# I need help



## USSapper (Sep 26, 2005)

Well i had it with bow hunting tonight-almost ready to hang it up. Tonight i had a nice buck come right in, 15 yards away and fed directly toward me allowing no shot. Then some does came and he turned and chased them off 10 or so yards and eventually stopped broadside about 28-29 yards away. Now lets go back to previous hunts, two other times this year, i had bucks come in to the same place about 22 yards away and felt like i rushed the shot and hit high on both shots,below the spine and above the lungs,that hollow spot, and both those bucks survived and have still been lingereing close by. Another time a few weeks ago, i had a decent 4x4 come in with a doe and quarter towards me, i took the shot right behind the front shoulder and thats were it hit, but when the arrow hit, it deflected off the side along the buck then entered back by the hind leg, pelvic area. He ran 20yrds, stopped and walked off. I tracked that buck for a long ways but to no avail. I think that might have been due to cheap broadheads. Back to the shot, i pulled back on him, kept telling myself to dont rush the shot, dont rush the shot. I made sure everything was right-looking through the peep site etc......put my 20yrd pin just below the center of his chest,held steady, made sure everythng was correct then released. Watched the arrow hit the deer, i believe right above the spine, stopped halfway out and he bolted. All i could see as he ran away was my dreams crushed and that arrow sticking halfway out one side and halfway out the other right at the top of the back. I watched the buck run for a good 400yrds, stop then take off again about and i believe 3/4s a mile north. I dont have any clue what is happening- I am right on in practicing w/ and w/o broadheads and i was calm during this shot and didnt rush anything.Too hit high three straight times, honestly, i dont think any of you know the digusted feeling i am feeling especially with the size of this buck tonight :eyeroll:


----------



## dogdigger (Jan 26, 2004)

sounds like you are shooting out of a tree stand. could this be the case?

mark


----------



## USSapper (Sep 26, 2005)

I am only 8-9 feet up so the angle of the shot is extremely low, not much different that shooting on level ground


----------



## dogdigger (Jan 26, 2004)

next time you are up shoot at a leaf or something on the ground. i would bet you hit high. out of a tree stand becasue of the angle you need to aim low to hit your spot. better luck to ya

mark


----------



## USSapper (Sep 26, 2005)

when i go out, i always take a practice arrow and shoot at a dark spot orpiece of cor or pheasant ect and seem to always hit right on or very close. I am hesitant to shoot at the ground now that it is frozen


----------



## smalls (Sep 9, 2003)

My guess is your problem is related to one of two issues. The first issue pertaining to equipment and tuning, the second relating to form and how it's affected by witner clothing.
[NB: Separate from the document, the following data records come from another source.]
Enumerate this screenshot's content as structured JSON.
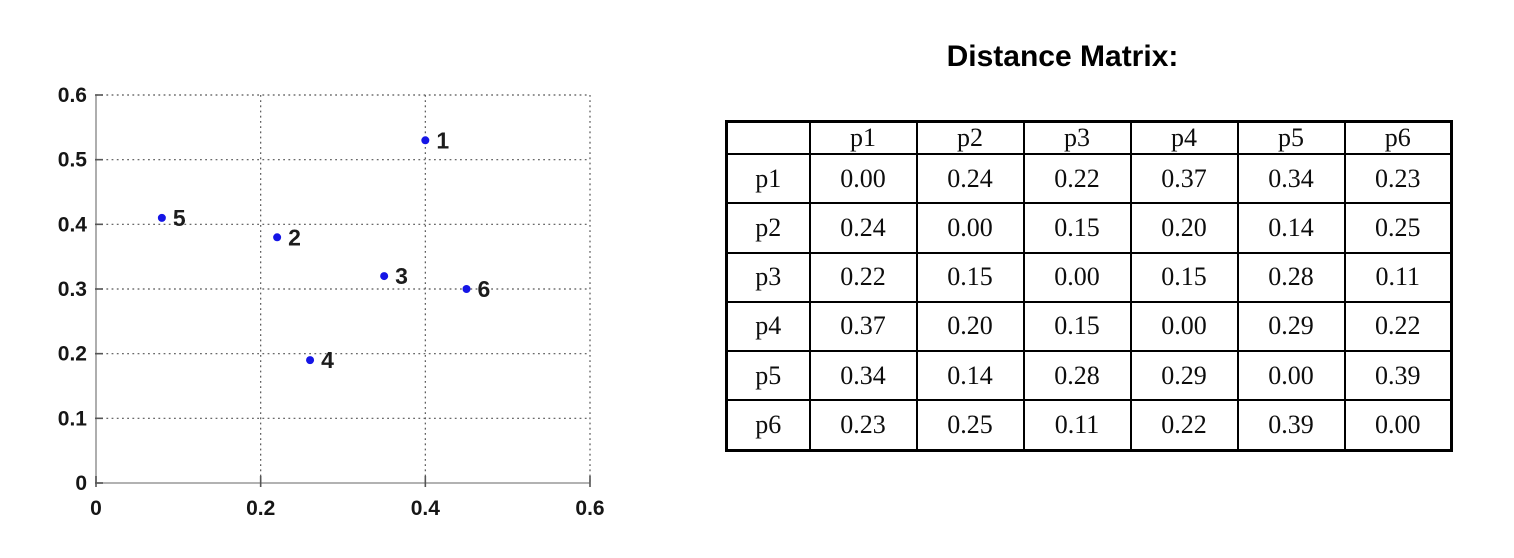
{
  "chart_data": [
    {
      "type": "scatter",
      "title": "",
      "xlabel": "",
      "ylabel": "",
      "xlim": [
        0,
        0.6
      ],
      "ylim": [
        0,
        0.6
      ],
      "xticks": [
        0,
        0.2,
        0.4,
        0.6
      ],
      "yticks": [
        0,
        0.1,
        0.2,
        0.3,
        0.4,
        0.5,
        0.6
      ],
      "grid": true,
      "legend": false,
      "marker_color": "#1515e6",
      "points": [
        {
          "label": "1",
          "x": 0.4,
          "y": 0.53
        },
        {
          "label": "2",
          "x": 0.22,
          "y": 0.38
        },
        {
          "label": "3",
          "x": 0.35,
          "y": 0.32
        },
        {
          "label": "4",
          "x": 0.26,
          "y": 0.19
        },
        {
          "label": "5",
          "x": 0.08,
          "y": 0.41
        },
        {
          "label": "6",
          "x": 0.45,
          "y": 0.3
        }
      ]
    },
    {
      "type": "table",
      "title": "Distance Matrix:",
      "col_headers": [
        "",
        "p1",
        "p2",
        "p3",
        "p4",
        "p5",
        "p6"
      ],
      "rows": [
        {
          "label": "p1",
          "values": [
            "0.00",
            "0.24",
            "0.22",
            "0.37",
            "0.34",
            "0.23"
          ]
        },
        {
          "label": "p2",
          "values": [
            "0.24",
            "0.00",
            "0.15",
            "0.20",
            "0.14",
            "0.25"
          ]
        },
        {
          "label": "p3",
          "values": [
            "0.22",
            "0.15",
            "0.00",
            "0.15",
            "0.28",
            "0.11"
          ]
        },
        {
          "label": "p4",
          "values": [
            "0.37",
            "0.20",
            "0.15",
            "0.00",
            "0.29",
            "0.22"
          ]
        },
        {
          "label": "p5",
          "values": [
            "0.34",
            "0.14",
            "0.28",
            "0.29",
            "0.00",
            "0.39"
          ]
        },
        {
          "label": "p6",
          "values": [
            "0.23",
            "0.25",
            "0.11",
            "0.22",
            "0.39",
            "0.00"
          ]
        }
      ]
    }
  ],
  "colors": {
    "marker": "#1515e6",
    "grid": "#555555",
    "axis": "#999999",
    "text": "#161616",
    "table_border": "#000000"
  }
}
1)Are you shooting mechanicals or fixed blade broadheads? Have you spintested all of your arrows? Are you sure you have proper broadhead/arrow alignment? You mentioned you were using cheap broadheads, have you switched brands/styles midseason? Any possibility of poor fletching clearance?

2)Have you practiced while wearing all of your hunting clothing? Are you certain you have a consistent anchor point (again, this can and WILL change if your wearing a baclava or other heavy headgear)? Is it possible you have string interference on a heavy coat?


----------



## USSapper (Sep 26, 2005)

I have practiced in my full gear just for practice and to make sure there is no interference. Also, i have practiced with all my broadheads and shoot fairly consistent with them. Tonight i shot a nice doe from the stand, aimed a little low and hit just a little high but right behind the shoulder right thru the heart. I guess the key is to aim a little low-hopefully i get one more chance at a nice buck


----------



## bretts (Feb 24, 2004)

the deer could be ducking the string too


----------



## crtrgtr (Feb 5, 2004)

I have to agree with bretts idea, I have watched lots of video in slow motion and witnessed it first hand. The deer hears the arrow or bow and crouches down before sprinting away. I have known some people to hold a little low on purpose to allow for a deer "jumping the string". Happens more with the older -slower shooting bows.


----------



## Tator (Dec 10, 2005)

doesn't happen with just the older slower bows. Ever seen the deer jump the drury boys strings???? they both shoot Hoyts. If a deer is alert or a little uneasy, chances are it will jump the string. I usually try shooting without making a "murp" noise to make the deer stop......I always try shoot without making a noise, however, I realize it's not always possible, but the best way to avoid deer jumping the string.
my .02


----------



## bretts (Feb 24, 2004)

good point


----------



## USSapper (Sep 26, 2005)

I should have had a pic of my bow buck last night but he is to smart. Hung a new stand next to a stockdam i dug two weeks ago and he followed 5 does right in and there were at least 15 deer right below me eating when this guy came in-10yds away. He is the one i have been after all season-probably 150 class gross with a split G2-awesome buck but it wasnt meant to be. Right when i was about to pull back he looked up and "cared" unlike the other 14 there and left straight away leaving no shot. Like i said, i guess it just not meant to be-Positive i'll never get another chance at him with a bow unless i ground hunt. SOmehow i am smiling as i type this-just sickening uke:


----------



## dakotashooter2 (Oct 31, 2003)

I'm not so sure it is as much the angle of the shot from the stand as the angle/flexing of your body in order to make that shot. An example is if you practice while standing and actually shoot while siting the pivot point in your body changes slightly and can easily cause a slight change in form and result in a misdirected shot. You won't notice it but it happens.


----------



## ReKooH (Jan 10, 2006)

When i Practice I have no problem shooting from a standing position but when i stand up and shoot in my deer stand i shoot about a 1/2 a foot off but if i sit I am Dead on. I Could never figure out why i shot off by so much until i looked at my feet and realized that when I am on the ground i have a little bit of a wider stance compared to the stand

Whats the Poundage On your Bow? Maybe if its lower Turn it up a bit and you will get straiter flying arrow.


----------



## USSapper (Sep 26, 2005)

70-its the new switchback-Likei said earlier, arrow flight is very consistent out to 30yds. I think the problem on the last deer was it jumped the string and on the others i aimed to high and didnt compensate for the angle-or being in an elevated position


----------